Social media is dead

Social media was this curious experiment that allowed us to have a space for self-expression and for a brief moment it was just that. Nowadays it is just a space filled with content creators and pseudo influencers trying to become the next big thing.

Social media is dead

When the original iPhone was released in the late 2000s it felt so far removed from my reality living in Latin America at the time. I was working full-time and going to my college courses at night and weekends in order to complete my CS degree. Back at the time the idea of having a fully capable browser in our pockets was still alien to most of us.

It wouldn't be until 2010 when I was able to save enough to buy myself an iPhone 3GS. It is primitive and severely outdated by any standard today but back in the day it was definitely something else. There were many devices that had at least some sort of web and email capabilities many years prior but those were aimed at corporate environments and were definitely not intended for the masses. The iPhone on the other hand was intended to bring all of this convenience to everyone, myself included.

A terrible foto of my newly acquired iPhone 3GS circa February 2010

The app landscape back then was nowhere near the vast selection we have these days. A good chunk of our time is spent these days navigating our social media, but back then social media was completely different to what we have today. In Latin America the biggest social sites (not even apps, sites) at the time were Hi5 and Facebook to some degree.

Around that time I discovered Twitter almost by accident. It was not popular and most of the big accounts to follow were for all intents and purposes for the United States and consumed mostly in English. You could either navigate to the website, or you could buy a third-party app like Tweety on iPhone to get the full mobile experience.
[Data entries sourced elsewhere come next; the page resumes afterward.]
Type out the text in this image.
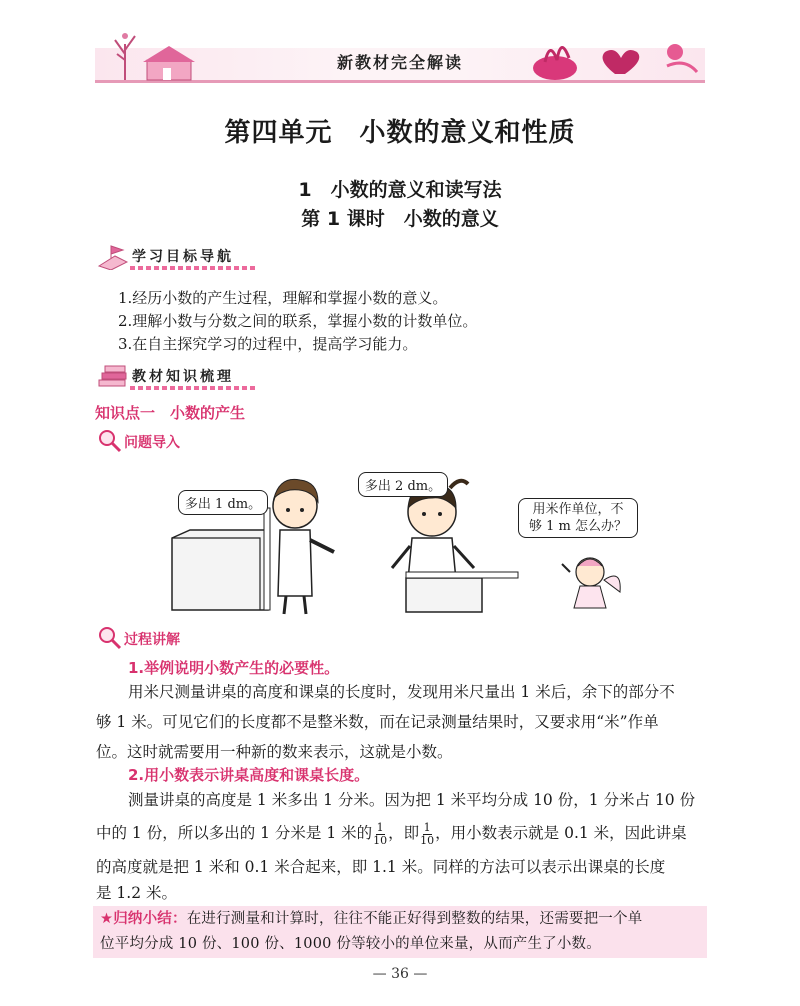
新教材完全解读
第四单元　小数的意义和性质
1　小数的意义和读写法
第 1 课时　小数的意义
学习目标导航
1.经历小数的产生过程，理解和掌握小数的意义。
2.理解小数与分数之间的联系，掌握小数的计数单位。
3.在自主探究学习的过程中，提高学习能力。
教材知识梳理
知识点一　小数的产生
问题导入
多出 1 dm。
多出 2 dm。
用米作单位，不
够 1 m 怎么办？
过程讲解
1.举例说明小数产生的必要性。
用米尺测量讲桌的高度和课桌的长度时，发现用米尺量出 1 米后，余下的部分不
够 1 米。可见它们的长度都不是整米数，而在记录测量结果时，又要求用“米”作单
位。这时就需要用一种新的数来表示，这就是小数。
2.用小数表示讲桌高度和课桌长度。
测量讲桌的高度是 1 米多出 1 分米。因为把 1 米平均分成 10 份，1 分米占 10 份
中的 1 份，所以多出的 1 分米是 1 米的 $\frac{1}{10}$ ，即 $\frac{1}{10}$ ，用小数表示就是 0.1 米，因此讲桌
的高度就是把 1 米和 0.1 米合起来，即 1.1 米。同样的方法可以表示出课桌的长度
是 1.2 米。
★归纳小结：在进行测量和计算时，往往不能正好得到整数的结果，还需要把一个单
位平均分成 10 份、100 份、1000 份等较小的单位来量，从而产生了小数。
— 36 —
And that was just the thing, you could navigate to the website using the iPhone's web browser but the whole experience was subpar, it left you feeling that something didn't translate and you get this lobotomized version on your mobile browser.

I caved in and Tweety was just a joy to use. You could just use your fingers to scroll through your timeline (no algorithm BS) and gestures to access other features like retweet or reply. It felt like we peaked as species and nothing could top that.
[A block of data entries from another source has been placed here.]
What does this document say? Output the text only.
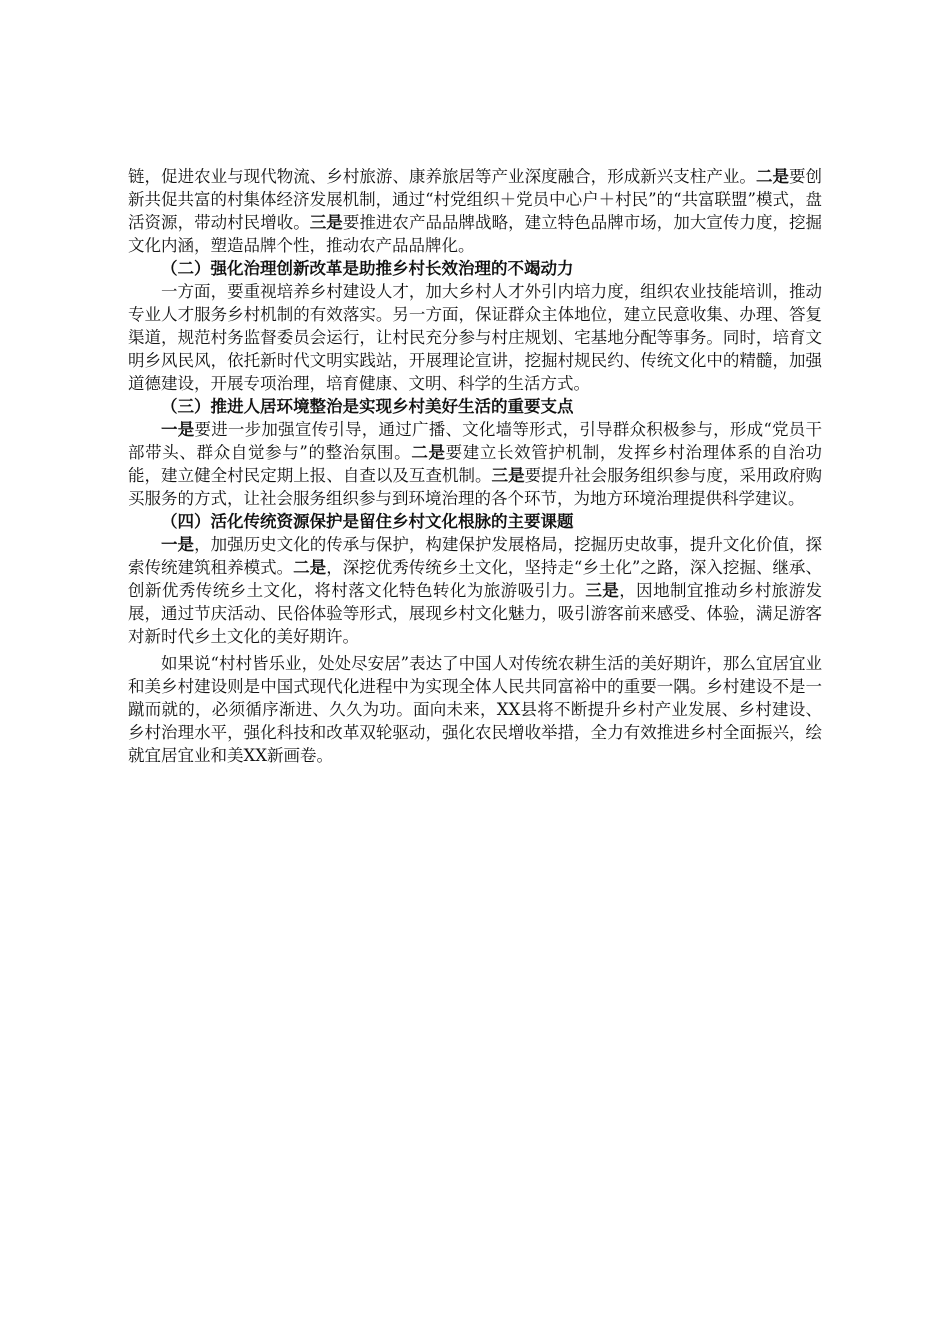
链，促进农业与现代物流、乡村旅游、康养旅居等产业深度融合，形成新兴支柱产业。二是要创新共促共富的村集体经济发展机制，通过“村党组织＋党员中心户＋村民”的“共富联盟”模式，盘活资源，带动村民增收。三是要推进农产品品牌战略，建立特色品牌市场，加大宣传力度，挖掘文化内涵，塑造品牌个性，推动农产品品牌化。

（二）强化治理创新改革是助推乡村长效治理的不竭动力

一方面，要重视培养乡村建设人才，加大乡村人才外引内培力度，组织农业技能培训，推动专业人才服务乡村机制的有效落实。另一方面，保证群众主体地位，建立民意收集、办理、答复渠道，规范村务监督委员会运行，让村民充分参与村庄规划、宅基地分配等事务。同时，培育文明乡风民风，依托新时代文明实践站，开展理论宣讲，挖掘村规民约、传统文化中的精髓，加强道德建设，开展专项治理，培育健康、文明、科学的生活方式。

（三）推进人居环境整治是实现乡村美好生活的重要支点

一是要进一步加强宣传引导，通过广播、文化墙等形式，引导群众积极参与，形成“党员干部带头、群众自觉参与”的整治氛围。二是要建立长效管护机制，发挥乡村治理体系的自治功能，建立健全村民定期上报、自查以及互查机制。三是要提升社会服务组织参与度，采用政府购买服务的方式，让社会服务组织参与到环境治理的各个环节，为地方环境治理提供科学建议。

（四）活化传统资源保护是留住乡村文化根脉的主要课题

一是，加强历史文化的传承与保护，构建保护发展格局，挖掘历史故事，提升文化价值，探索传统建筑租养模式。二是，深挖优秀传统乡土文化，坚持走“乡土化”之路，深入挖掘、继承、创新优秀传统乡土文化，将村落文化特色转化为旅游吸引力。三是，因地制宜推动乡村旅游发展，通过节庆活动、民俗体验等形式，展现乡村文化魅力，吸引游客前来感受、体验，满足游客对新时代乡土文化的美好期许。

如果说“村村皆乐业，处处尽安居”表达了中国人对传统农耕生活的美好期许，那么宜居宜业和美乡村建设则是中国式现代化进程中为实现全体人民共同富裕中的重要一隅。乡村建设不是一蹴而就的，必须循序渐进、久久为功。面向未来，XX县将不断提升乡村产业发展、乡村建设、乡村治理水平，强化科技和改革双轮驱动，强化农民增收举措，全力有效推进乡村全面振兴，绘就宜居宜业和美XX新画卷。
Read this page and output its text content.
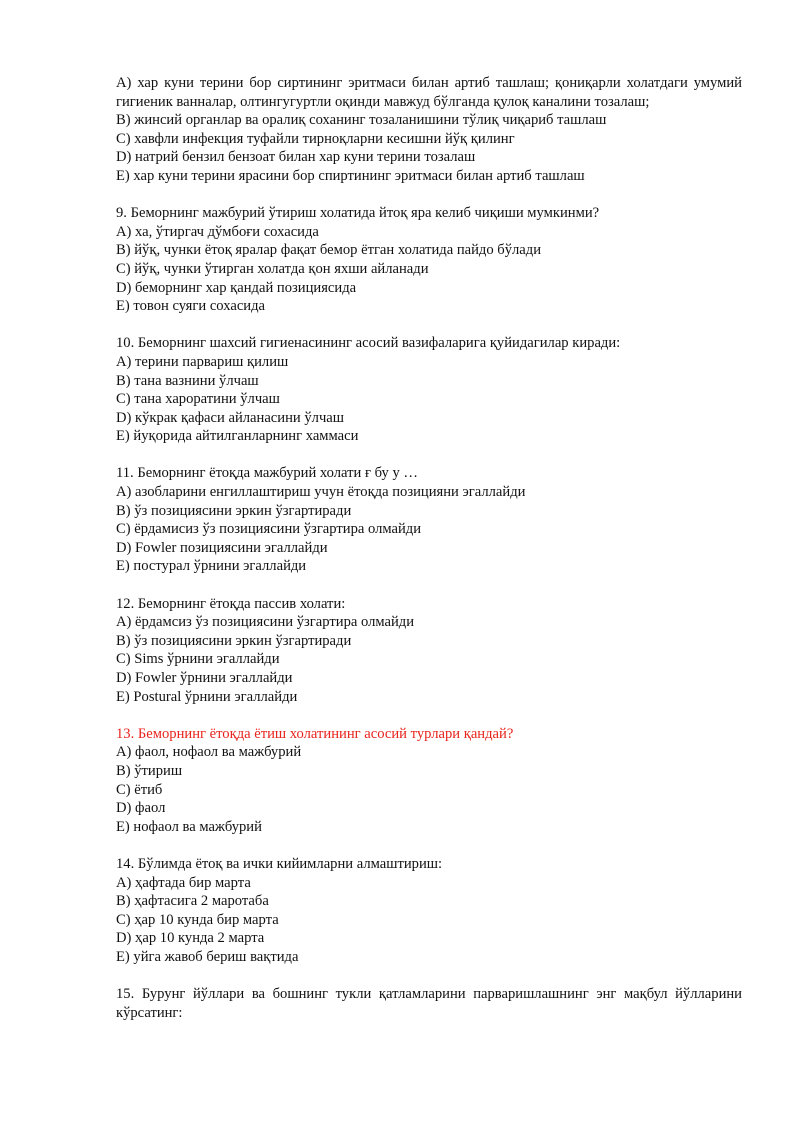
A) хар куни терини бор сиртининг эритмаси билан артиб ташлаш; қониқарли холатдаги умумий гигиеник ванналар, олтингугуртли оқинди мавжуд бўлганда қулоқ каналини тозалаш;
B) жинсий органлар ва оралиқ соханинг тозаланишини тўлиқ чиқариб ташлаш
C) хавфли инфекция туфайли тирноқларни кесишни йўқ қилинг
D) натрий бензил бензоат билан хар куни терини тозалаш
E) хар куни терини ярасини бор спиртининг эритмаси билан артиб ташлаш
9. Беморнинг мажбурий ўтириш холатида йтоқ яра келиб чиқиши мумкинми?
A) ха, ўтиргач дўмбоғи сохасида
B) йўқ, чунки ётоқ яралар фақат бемор ётган холатида пайдо бўлади
C) йўқ, чунки ўтирган холатда қон яхши айланади
D) беморнинг хар қандай позициясида
E) товон суяги сохасида
10. Беморнинг шахсий гигиенасининг асосий вазифаларига қуйидагилар киради:
A) терини парвариш қилиш
B) тана вазнини ўлчаш
C) тана хароратини ўлчаш
D) кўкрак қафаси айланасини ўлчаш
E) йуқорида айтилганларнинг хаммаси
11. Беморнинг ётоқда мажбурий холати ғ бу у …
A) азобларини енгиллаштириш учун ётоқда позицияни эгаллайди
B) ўз позициясини эркин ўзгартиради
C) ёрдамисиз ўз позициясини ўзгартира олмайди
D) Fowler позициясини эгаллайди
E) постурал ўрнини эгаллайди
12. Беморнинг ётоқда пассив холати:
A) ёрдамсиз ўз позициясини ўзгартира олмайди
B) ўз позициясини эркин ўзгартиради
C) Sims ўрнини эгаллайди
D) Fowler ўрнини эгаллайди
E) Postural ўрнини эгаллайди
13. Беморнинг ётоқда ётиш холатининг асосий турлари қандай?
A) фаол, нофаол ва мажбурий
B) ўтириш
C) ётиб
D) фаол
E) нофаол ва мажбурий
14. Бўлимда ётоқ ва ички кийимларни алмаштириш:
A) ҳафтада бир марта
B) ҳафтасига 2 маротаба
C) ҳар 10 кунда бир марта
D) ҳар 10 кунда 2 марта
E) уйга жавоб бериш вақтида
15. Бурунг йўллари ва бошнинг тукли қатламларини парваришлашнинг энг мақбул йўлларини кўрсатинг:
Social media was different

Now that I have presented you with my 300-word preface, let's talk about what has been in my mind for a while now and I'm sure I'm not the only one.
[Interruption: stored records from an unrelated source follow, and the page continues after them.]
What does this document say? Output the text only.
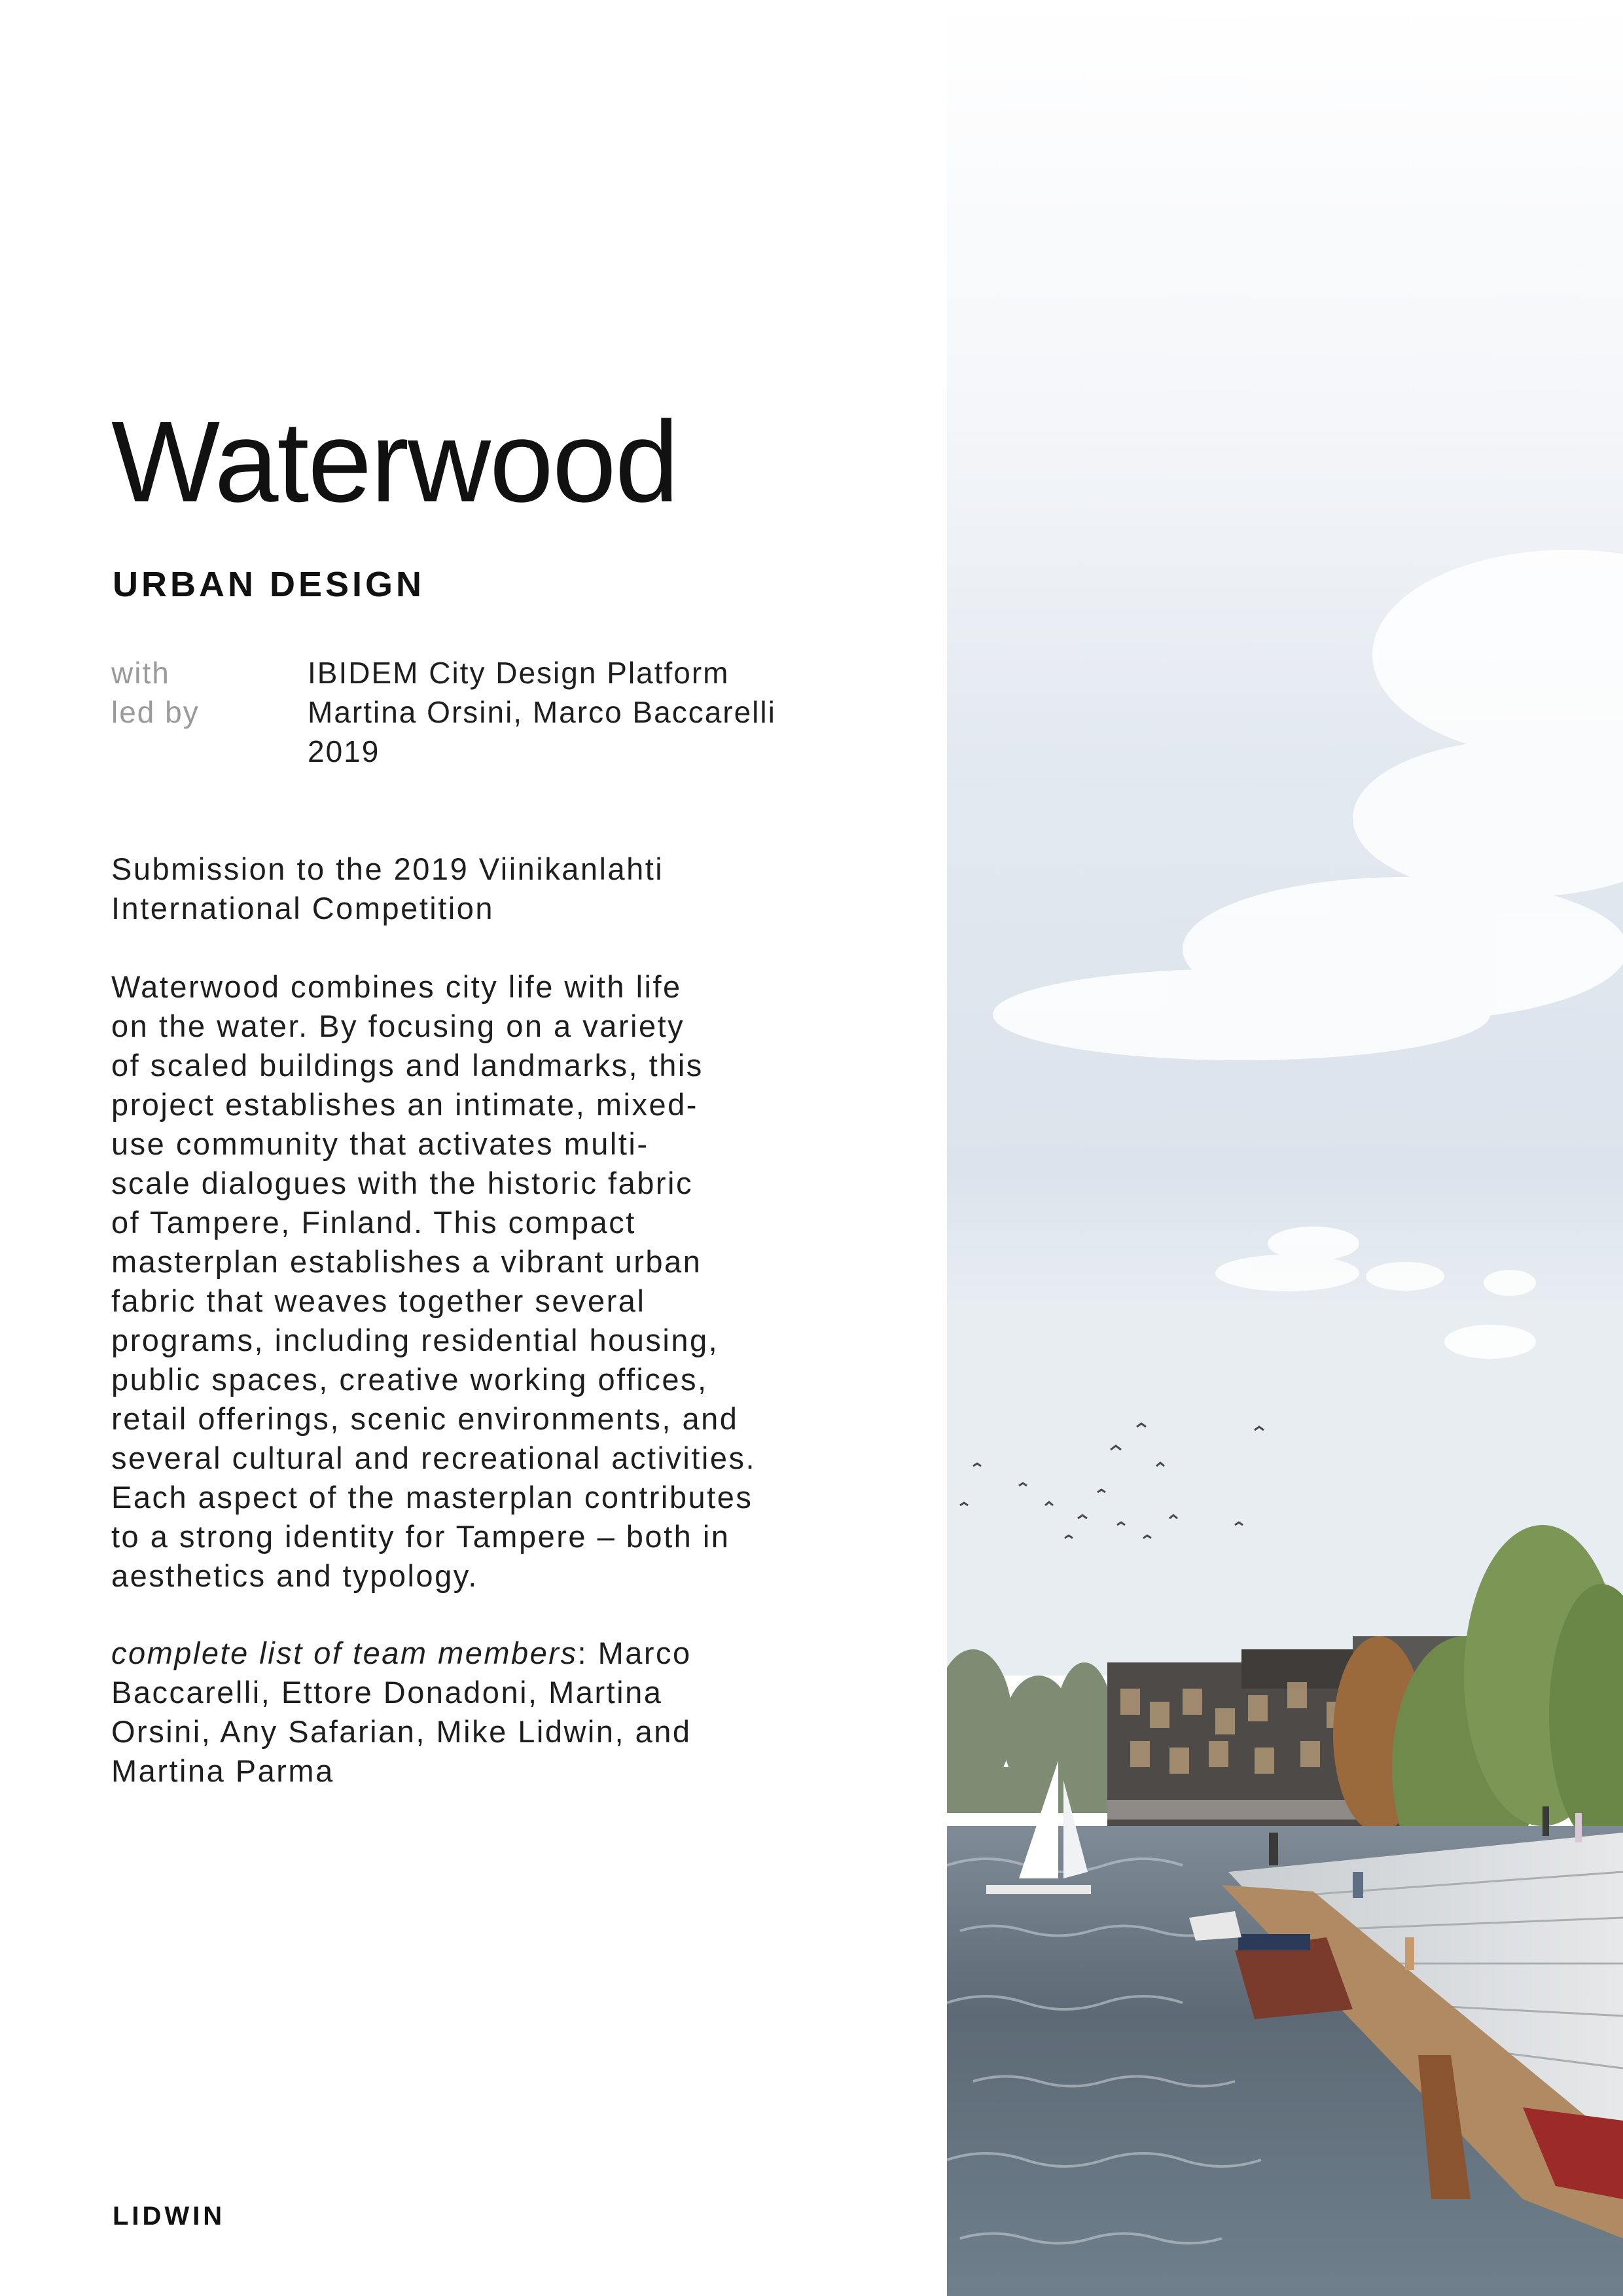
Waterwood
URBAN DESIGN
with
led by
IBIDEM City Design Platform
Martina Orsini, Marco Baccarelli
2019

Submission to the 2019 Viinikanlahti
International Competition

Waterwood combines city life with life
on the water. By focusing on a variety
of scaled buildings and landmarks, this
project establishes an intimate, mixed-
use community that activates multi-
scale dialogues with the historic fabric
of Tampere, Finland. This compact
masterplan establishes a vibrant urban
fabric that weaves together several
programs, including residential housing,
public spaces, creative working offices,
retail offerings, scenic environments, and
several cultural and recreational activities.
Each aspect of the masterplan contributes
to a strong identity for Tampere – both in
aesthetics and typology.

complete list of team members: Marco
Baccarelli, Ettore Donadoni, Martina
Orsini, Any Safarian, Mike Lidwin, and
Martina Parma

LIDWIN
Social media feels different, isn't it? There was a time when social media felt like a true outlet to let ourselves share whatever we felt like. It was a rare glimpse into the oftentimes raw nature of those using it. There was an incentive to go into social media and truly see what others were saying and sharing without any of the noise and crafted algorithm recommendations. I miss those days.

Look, I'm not going to play dumb and pretend that social media just spontaneously materialized out of thin air. There was an army of engineers working behind scenes to develop, deploy and maintain such services and let's not fool ourselves, that's expensive. During those first years there sure was a struggle to figure out how to monetize all those daily users and that eventually led to the transformation of social media from the social experiment it once was to the business it is today.

Everything is a business

Like every human invention, when something shows potential of attracting people's attention there will inevitably be a transformation from ingenuity and simplicity to become a machine that produces money. It's the way it has always been and will always be.

I'm old enough to remember what the internet was like in the late 90s. Sure, there were some emergent businesses at the time but for the most part the internet was this raw and curious space for exploration and discovery. It was a wonderful place to explore and in just a matter of years it became this place where everything is centered around selling something.

Social media was this curious experiment that allowed us to have a space for self-expression and for a brief moment it was just that. Nowadays it is just a space filled with content creators and pseudo influencers trying to become the next big thing.

I used old Twitter as an example of this because every time I go there I get presented with these recommendations of accounts paying for Twitter Blue to be boosted and show up on my screen in the hopes of going viral and get all that sweet engagement clicks, replies, likes and retweets (aka money). Maybe I'm just too old and jaded but this is simply sad and empty.